The country is also working on another project west of Alexandria, the New Delta, encompassing a vast cultivation area of 2.2 million acres. This expansive initiative relies on surface water sourced from the Rashid branch of the Nile River, as well as treated agricultural drainage water through the implementation of an artificial river. The artificial river serves as a conduit for transferring water from the al-Hammam plant, which holds the distinction of being the largest treatment facility globally, in addition to utilizing a portion of the available groundwater.
“The artificial river project is one of the most important water projects in recent years in terms of construction engineering and economic importance. It is a giant engineering work consisting of three channels that are constructed in different conditions from the rest of the irrigation channels in Egypt, as it transports water to desert areas that are more than 100 meters above the Nile River level,” explained Sharaky.
The country is also working on another project west of Alexandria, the New Delta, encompassing a vast cultivation area of 2.2 million acres
“The first channel is 42 km long, including 26 km of pipes, and 16 km of open channels to transport about 10 million cubic meters from the Rashid branch within the Mostakbal Egypt project,” he explained, adding that this, “represents the first phase of the grand project in the New Delta, with a total of about 3.5 billion cubic meters annually to irrigate about 600,000 acres, in addition to groundwater wells to irrigate 450,000 acres, with a total of 1.05 million acres, in which there are six large water pumping stations.”
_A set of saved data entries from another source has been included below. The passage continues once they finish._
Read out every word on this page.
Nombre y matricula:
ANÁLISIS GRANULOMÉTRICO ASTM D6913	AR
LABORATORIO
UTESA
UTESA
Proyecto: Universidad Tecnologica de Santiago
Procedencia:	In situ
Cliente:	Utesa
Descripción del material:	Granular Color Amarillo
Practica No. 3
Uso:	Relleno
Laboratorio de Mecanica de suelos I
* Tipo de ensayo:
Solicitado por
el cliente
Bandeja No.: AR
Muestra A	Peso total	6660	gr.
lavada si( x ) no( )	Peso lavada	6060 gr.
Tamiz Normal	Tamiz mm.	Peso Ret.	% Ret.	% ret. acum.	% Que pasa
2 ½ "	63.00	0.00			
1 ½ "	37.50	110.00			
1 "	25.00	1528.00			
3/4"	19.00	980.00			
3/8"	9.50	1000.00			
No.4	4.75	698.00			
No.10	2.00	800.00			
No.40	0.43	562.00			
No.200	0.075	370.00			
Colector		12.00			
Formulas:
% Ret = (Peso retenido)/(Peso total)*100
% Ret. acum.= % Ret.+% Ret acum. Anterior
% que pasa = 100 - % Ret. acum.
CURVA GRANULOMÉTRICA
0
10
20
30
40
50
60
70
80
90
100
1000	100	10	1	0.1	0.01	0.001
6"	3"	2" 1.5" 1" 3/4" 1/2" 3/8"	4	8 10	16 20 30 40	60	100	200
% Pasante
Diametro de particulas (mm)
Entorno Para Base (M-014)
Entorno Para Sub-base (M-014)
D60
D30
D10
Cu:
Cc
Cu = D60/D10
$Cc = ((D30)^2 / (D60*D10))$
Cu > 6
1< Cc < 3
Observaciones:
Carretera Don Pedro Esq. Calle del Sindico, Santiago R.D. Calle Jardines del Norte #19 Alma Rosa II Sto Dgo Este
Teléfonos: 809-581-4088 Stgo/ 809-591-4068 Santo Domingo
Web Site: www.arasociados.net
“The second channel extends about 170 km from Hammam station to transfer seven million cubic meters/ day, with a total of about 2.5 billion cubic meters, to the south of Dabaa, to irrigate about 800,000 acres, of which 22 km are pipes with a length of 220 km and a diameter of thee meters, and 148 km of open canal, with 13 water pumping stations.”
“The third channel within the Jannat Masr (Egypt Paradise) project, which is two pipe lines with a length of 12 km, to irrigate about 64,000 acres, from the southern and western wastewater treatment plants in the 6th of October City, and the desalination of salty groundwater through 132 underground wells, and three water pumping stations,” he added.
According to Sharaky, the primary hurdle at present is ensuring an adequate water supply, as the Nile's capacity for pumping the required volume is constrained by the limited fixed annual share of 55.5 billion cubic meters. Additionally, the high salinity of the groundwater poses further challenges.
In order to maximize the benefit from the artificial river, “we must focus on growing crops that thrive in the Egyptian desert lands with a high return for internal use or for export to pay part of the project cost,” he added.